I certainly think we have to be sceptical, except my scepticism might be starting from a different point than yours. Because I once did a post grad research project on a particular group of people (Woiworong and Bunurong peoples who lived around the area from present southeastern Melbourne to the hills and the bay), I did do some detailed reading of sources who were fairly close to the people, such as William Thomas, and it was pretty easy to see how the pre and post contact dynamic works even in those sources. Thomas actually commented on the differences he observed in people when they were living in their encampments on areas that hadn’t yet been disturbed by white people and when they were living in the encampments in the present Melbourne area – how much more peaceful their lives were in the former, and how much more drunkenness and violence there was in the latter. It’s not hard to understand really that pre and post contact would have been hugely different. Imagine you found yourself in a situation where a strange group of people invaded the area where you lived and were taking it over and responding with violence when you tried to resist.

593

Smass 03.06.15 at 3:24 am

@Val 592, Ok – way, way off the OP here (I’m surprised this thread is still open) but if you want to know more about Tasmania then Lyndell Ryan is worth reading (she’s hardly revisionist and she draws on Rhys Jones too). Rhys Jones was a distinguished archaeologist rather than an anthropologist (although he had an interest in the interface) and was primarily concerned with technology sequences and why Tasmanian Aboriginal people apparently gave up eating fish (he had ecological and religious explanations – this was much argued about in the 1970s). See e.g. Jones 1995 ‘Tasmanian Archaeology: Establishing the Sequences’ in the Annual Review of Anthropology. He did recount some of the colonial reports on Aboriginal people but his thrust was not quite as Crytandra presents (he did not, for example, shy away from noting the ‘astonishing violence’ of the colonial encounter). A lot of the writing on Tasmanian Aboriginal people came from the notes of the Protector of Aborigines G. A. Robinson. Plomley is was a historian who wrote a lot about Robinson, Tasmanian Aboriginal people and their relations with the sealers.

594

Crytandra 03.06.15 at 4:12 am

Unfortunately Lyndall Ryan’s writings on the history of Tasmanian aboriginals contains an extraordinary number of fabrications: Windschuttle alleges 17 fabrications and 7 exaggerations. You may recall Ryan being cornered during a Channel Nine interview and admitting that she’d made up numbers, but for the most part she has studiously avoided responding to Windschuttle’s claim (nearly all of which she failed to address in her chapter in Whitewash).
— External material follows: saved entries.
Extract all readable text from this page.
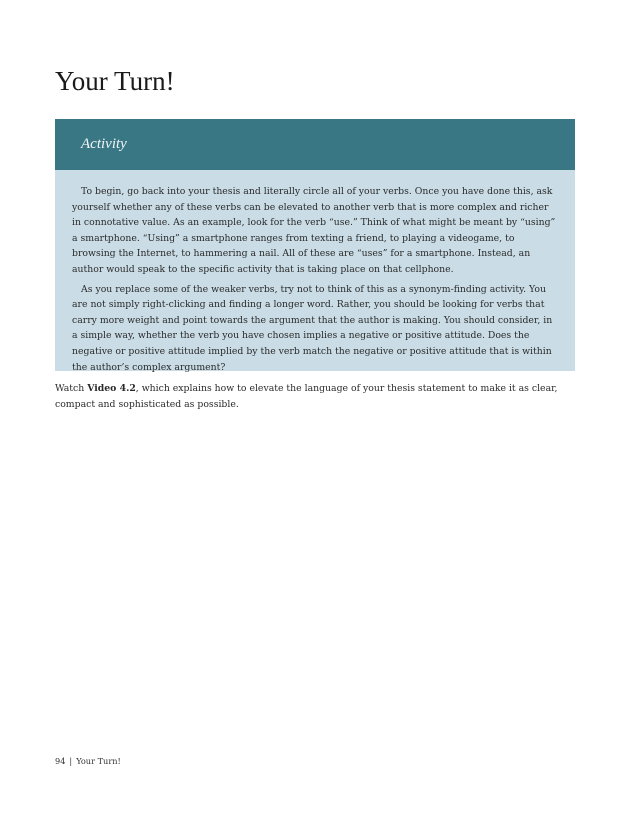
Your Turn!
Activity

To begin, go back into your thesis and literally circle all of your verbs. Once you have done this, ask yourself whether any of these verbs can be elevated to another verb that is more complex and richer in connotative value. As an example, look for the verb “use.” Think of what might be meant by “using” a smartphone. “Using” a smartphone ranges from texting a friend, to playing a videogame, to browsing the Internet, to hammering a nail. All of these are “uses” for a smartphone. Instead, an author would speak to the specific activity that is taking place on that cellphone.

As you replace some of the weaker verbs, try not to think of this as a synonym-finding activity. You are not simply right-clicking and finding a longer word. Rather, you should be looking for verbs that carry more weight and point towards the argument that the author is making. You should consider, in a simple way, whether the verb you have chosen implies a negative or positive attitude. Does the negative or positive attitude implied by the verb match the negative or positive attitude that is within the author’s complex argument?

Watch Video 4.2, which explains how to elevate the language of your thesis statement to make it as clear, compact and sophisticated as possible.

94 | Your Turn!
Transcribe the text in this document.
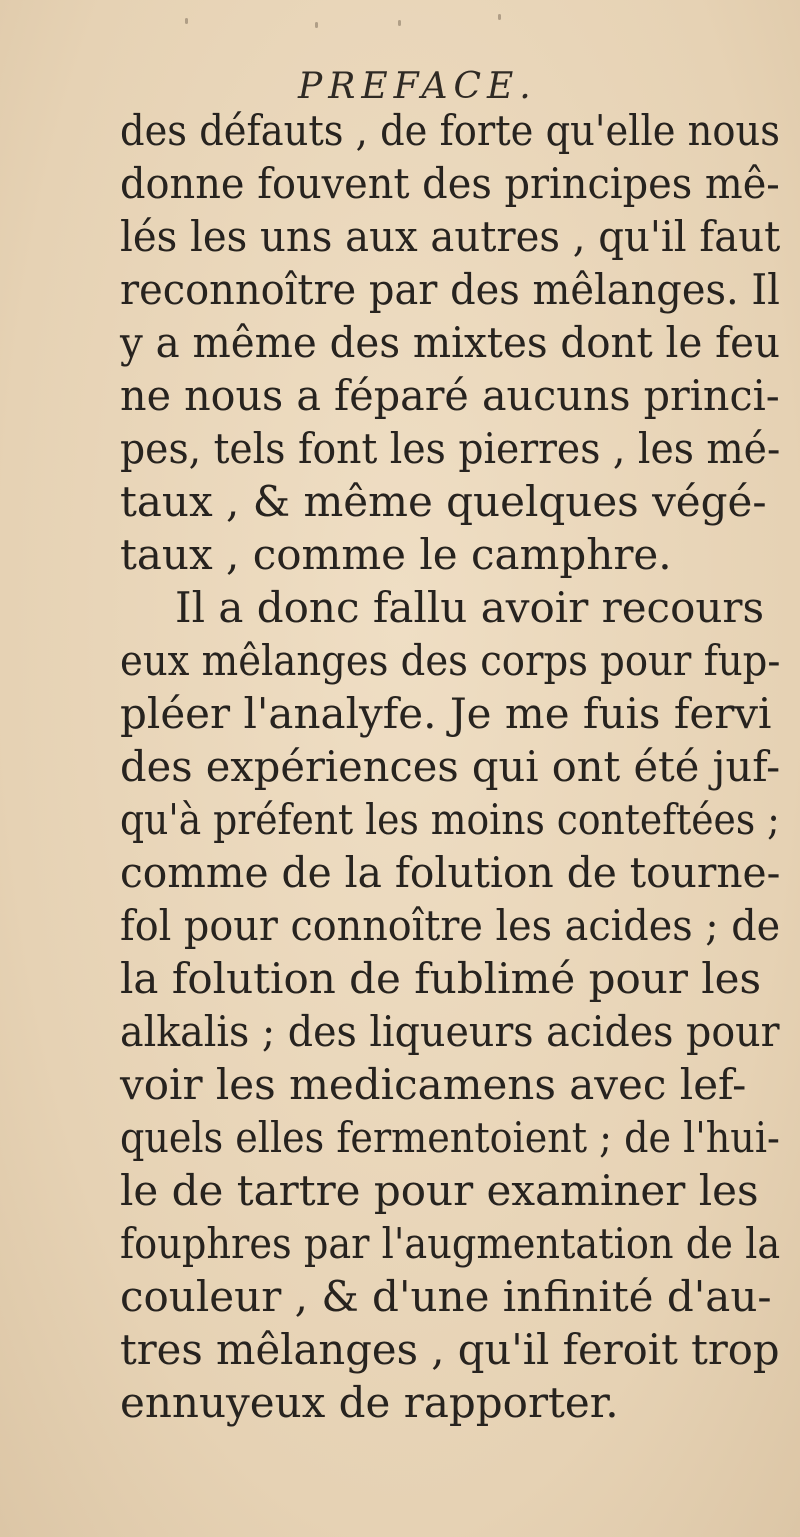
PREFACE.
des défauts , de forte qu'elle nous
donne fouvent des principes mê-
lés les uns aux autres , qu'il faut
reconnoître par des mêlanges. Il
y a même des mixtes dont le feu
ne nous a féparé aucuns princi-
pes, tels font les pierres , les mé-
taux , & même quelques végé-
taux , comme le camphre.
Il a donc fallu avoir recours
eux mêlanges des corps pour fup-
pléer l'analyfe. Je me fuis fervi
des expériences qui ont été juf-
qu'à préfent les moins conteftées ;
comme de la folution de tourne-
fol pour connoître les acides ; de
la folution de fublimé pour les
alkalis ; des liqueurs acides pour
voir les medicamens avec lef-
quels elles fermentoient ; de l'hui-
le de tartre pour examiner les
fouphres par l'augmentation de la
couleur , & d'une infinité d'au-
tres mêlanges , qu'il feroit trop
ennuyeux de rapporter.
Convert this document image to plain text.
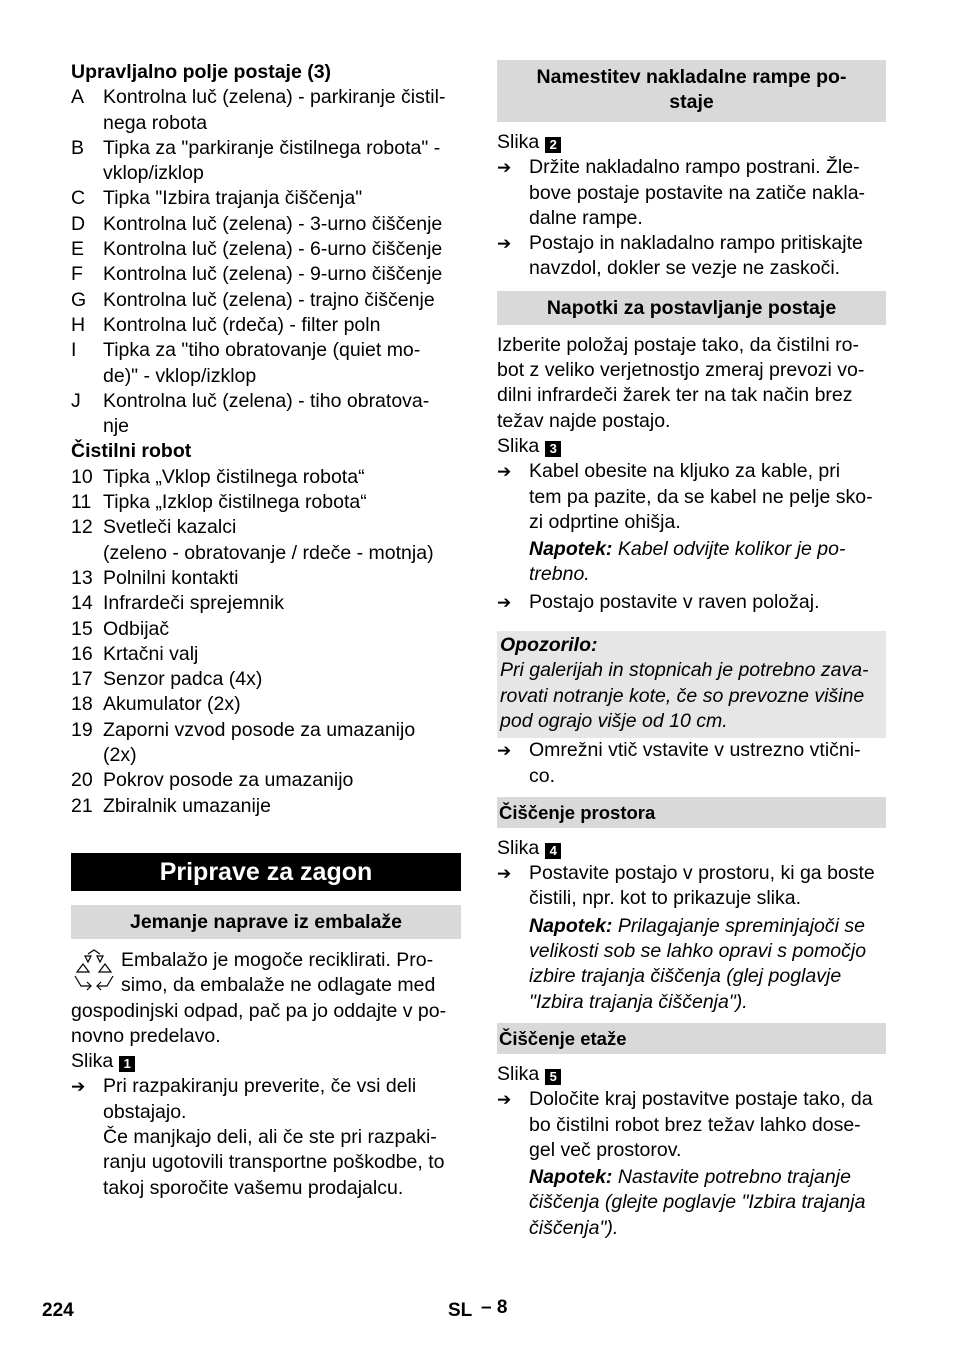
Upravljalno polje postaje (3)

A Kontrolna luč (zelena) - parkiranje čistil-
nega robota
B Tipka za "parkiranje čistilnega robota" -
vklop/izklop
C Tipka "Izbira trajanja čiščenja"
D Kontrolna luč (zelena) - 3-urno čiščenje
E Kontrolna luč (zelena) - 6-urno čiščenje
F	Kontrolna luč (zelena) - 9-urno čiščenje
G Kontrolna luč (zelena) - trajno čiščenje
H Kontrolna luč (rdeča) - filter poln
I	Tipka za "tiho obratovanje (quiet mo-
de)" - vklop/izklop
J	Kontrolna luč (zelena) - tiho obratova-
nje

Čistilni robot

10 Tipka „Vklop čistilnega robota“
11 Tipka „Izklop čistilnega robota“
12 Svetleči kazalci
(zeleno - obratovanje / rdeče - motnja)
13 Polnilni kontakti
14 Infrardeči sprejemnik
15 Odbijač
16 Krtačni valj
17 Senzor padca (4x)
18 Akumulator (2x)
19 Zaporni vzvod posode za umazanijo
(2x)
20 Pokrov posode za umazanijo
21 Zbiralnik umazanije
Priprave za zagon
Jemanje naprave iz embalaže
Embalažo je mogoče reciklirati. Pro-
simo, da embalaže ne odlagate med
gospodinjski odpad, pač pa jo oddajte v po-
novno predelavo.
Slika 1
➔ Pri razpakiranju preverite, če vsi deli
obstajajo.
Če manjkajo deli, ali če ste pri razpaki-
ranju ugotovili transportne poškodbe, to
takoj sporočite vašemu prodajalcu.
Namestitev nakladalne rampe po-
staje
Slika 2
➔ Držite nakladalno rampo postrani. Žle-
bove postaje postavite na zatiče nakla-
dalne rampe.
➔ Postajo in nakladalno rampo pritiskajte
navzdol, dokler se vezje ne zaskoči.
Napotki za postavljanje postaje
Izberite položaj postaje tako, da čistilni ro-
bot z veliko verjetnostjo zmeraj prevozi vo-
dilni infrardeči žarek ter na tak način brez
težav najde postajo.
Slika 3
➔ Kabel obesite na kljuko za kable, pri
tem pa pazite, da se kabel ne pelje sko-
zi odprtine ohišja.
Napotek: Kabel odvijte kolikor je po-
trebno.
➔ Postajo postavite v raven položaj.
Opozorilo:
Pri galerijah in stopnicah je potrebno zava-
rovati notranje kote, če so prevozne višine
pod ograjo višje od 10 cm.
➔ Omrežni vtič vstavite v ustrezno vtični-
co.
Čiščenje prostora
Slika 4
➔ Postavite postajo v prostoru, ki ga boste
čistili, npr. kot to prikazuje slika.
Napotek: Prilagajanje spreminjajoči se
velikosti sob se lahko opravi s pomočjo
izbire trajanja čiščenja (glej poglavje
"Izbira trajanja čiščenja").
Čiščenje etaže
Slika 5
➔ Določite kraj postavitve postaje tako, da
bo čistilni robot brez težav lahko dose-
gel več prostorov.
Napotek: Nastavite potrebno trajanje
čiščenja (glejte poglavje "Izbira trajanja
čiščenja").
224	SL – 8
Now of course Windschuttle hasn’t always been accurate either and some of his work is downright intellectually dishonest. Moreover, his claim that the Tasmanians lacked any concept of land ownership is disingenuous. I’m also sickened by his lack of empathy.

Ultimately, I see Ryan and Windschuttle as two sides of the same bad penny. Both are pushing causes, both have done some good work but neither deserve trust due to their intellectual dishonesty.

Nonetheless if Val seeks validition for her preconceptions, Ryan has much to offer.

BTW, Edgerton talks about how anthropologists usually grow fond of their subjects and often censor their writings so as not to cause offence. He tells us anthropogists swap disturbing stories about what they’ve witnessed in private but will never publish them. I think Ryan is a prime example and all such “advocacy anthropology” presents a terribly distorted, rose colored picture that must be treated with extreme caution.